Our people have been enslaved and freed, and despite our own lack of faith, we've been given the gift of Torah to guide us into the future.
 
The book of Numbers, which follows Leviticus, continues our wilderness journey, and Deuteronomy serves as a book-long summation and clarification of the entire Pentateuch. Leviticus seems to be a dry book of laws, regulating how individuals should eat, conduct rituals, and behave with others.
 
A recent book,  The Secret Power of Middle Children , argues that those who are born between may possess strengths and resources that may not be immediately apparent.
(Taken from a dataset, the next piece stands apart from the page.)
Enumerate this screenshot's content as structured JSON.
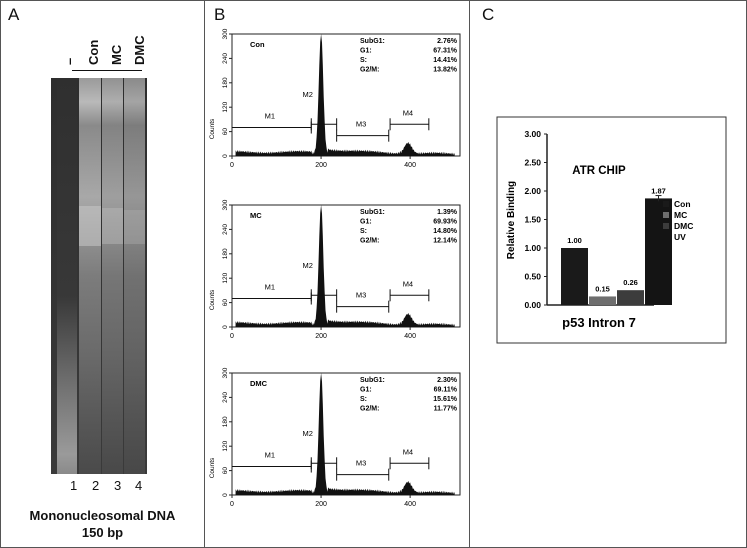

So it is with the Book of Leviticus.
 
The specific directions that characterize the entire book of Leviticus are introduced in this first portion: "And God called Moses and spoke to him."
 
What follows are clear and deliberate instructions for maintaining and, when necessary, restoring order between the people and their God.
 
This portion, and the nine portions of Leviticus that follow it, "aim to shape the Israelites into a holy people and to safeguard the purity that it considers essential for contact with the holy," according to Tamara Cohn Eskenazi in The Torah: A Women's Commentary.
 
The exquisite attention to detail that distinguishes Leviticus reminds each of us of the challenges and the rewards of deliberating, and then ordering the details of our own lives.
 
While the specifics enumerated in this portion may seem remote or arcane to the modern reader, the message of these chapters is timeless: For most individuals, guidelines are essential to help us order our days and our choices.
 
The final verses of this chapter deal with asham, understood here as an offering of reparation to repair a wrong and compensate those who have been harmed.
 
These laws remind us of the Ten Commandments, where crimes committed by one individual against another are considered crimes against God.
 
Professor Eskenazi teaches that this assertion, which is expanded in the prophetic writings, was "radical for its own time": Being created in God's image mandates respectful treatment of every other human being.
 
Vayikra, the middle book of the Torah, reminds readers of every generation that the essential challenge of being human is to treat every one of God's creatures with dignity, kindness and respect.
 
When we look into the eyes of each individual we encounter and see God, we have gained insight not only into this portion, but into the entire book of Leviticus, the middle -- and essential -- book of the Torah. Vayikra's specific guidelines lead us towards the creation and maintenance of a just, orderly and compassionate society.